Conversely, Italy, Greece, Turkey, Tunisia and Algeria were confronted, in the second part of July, with extreme temperatures, with peaks at 48.2 oC in Jerzu ( Sardinia), 47.8 oC in Syracuse (Sicily), 48.7 oC in Algiers, 49 oC in Tunis, with fires in Croatia, Portugal or Bulgaria.

Certainly, it is expected to be hot in summer in this region of the world, and in isolation, very high temperatures have already been recorded there. “But the fact that they are happening more and more frequently, with more and more amplitude, is characteristic of climate change,” says oceanographer and climatologist Julie Deshaye, who sees it as “a glimpse of the climate of the future. “, with increasingly intense and frequent heat waves.

The heat dome that marked the month of July in the Mediterranean rim took the forecasters by surprise. “If we look at the heat wave in Southern Europe, the duration and intensity of which promise to be exceptional, we are facing an event that we were rather expecting around 2050,” climatologist Davide Faranda recently explained to Le Monde. .

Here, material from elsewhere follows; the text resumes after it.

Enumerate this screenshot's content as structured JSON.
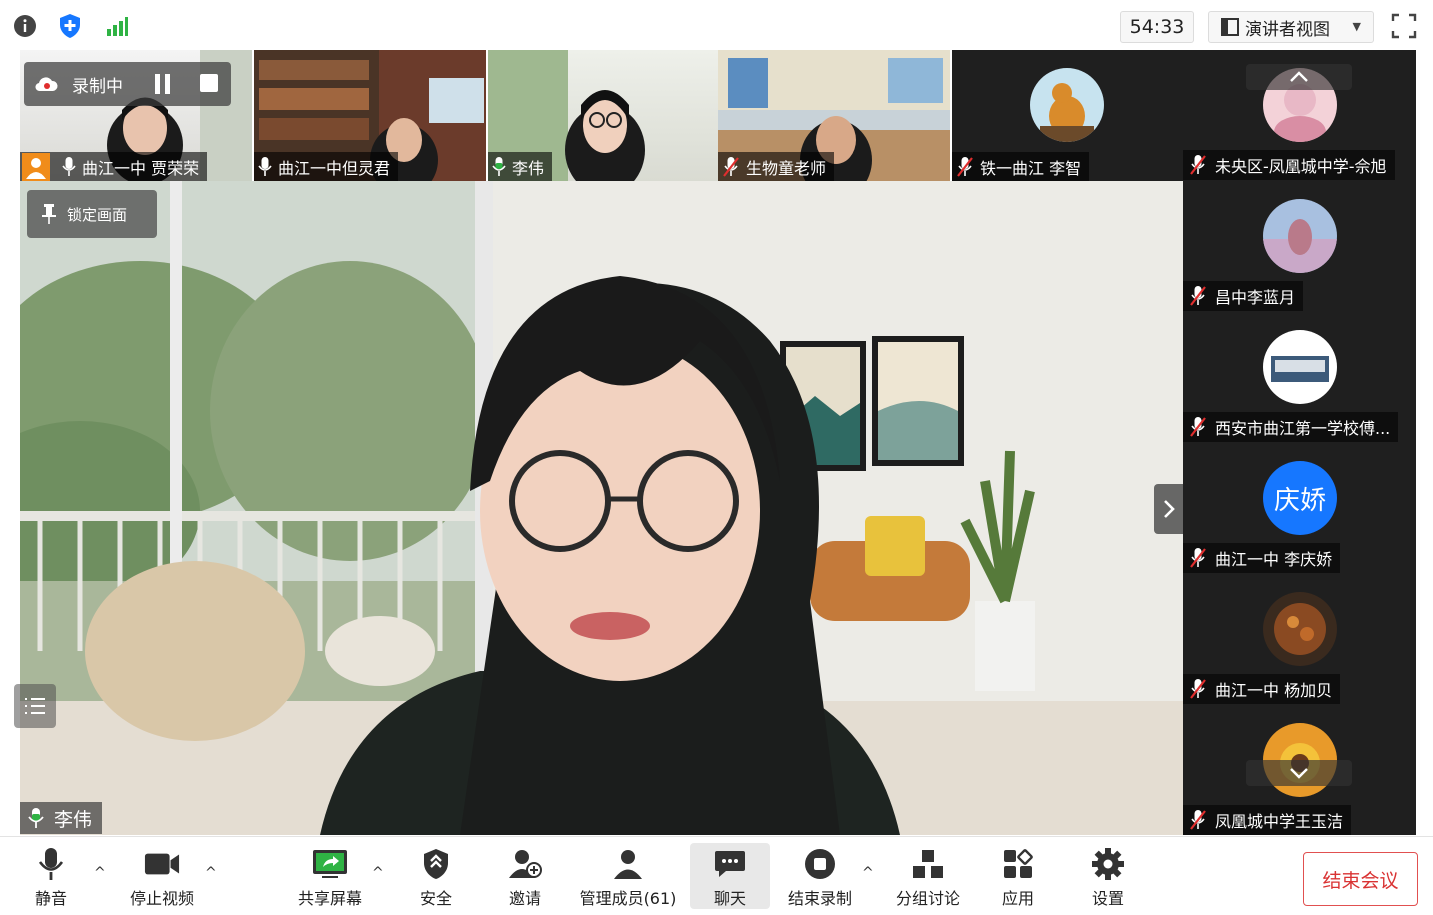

Not to the local weather, because it is by definition changeable, and many short-term phenomena mask long-term upheavals. However, one indicator seems to provide indisputable evidence of global warming: ocean temperatures. Indeed, the oceans capture a large part of the atmospheric heat, and unlike the air, they are less versatile, less exposed to contradictory atmospheric dynamics, and retain this heat longer. “It’s a better indicator of global warming,” says Julie Deshayes. However, at the end of July, the historic records of the Mediterranean Sea and the North Atlantic were broken.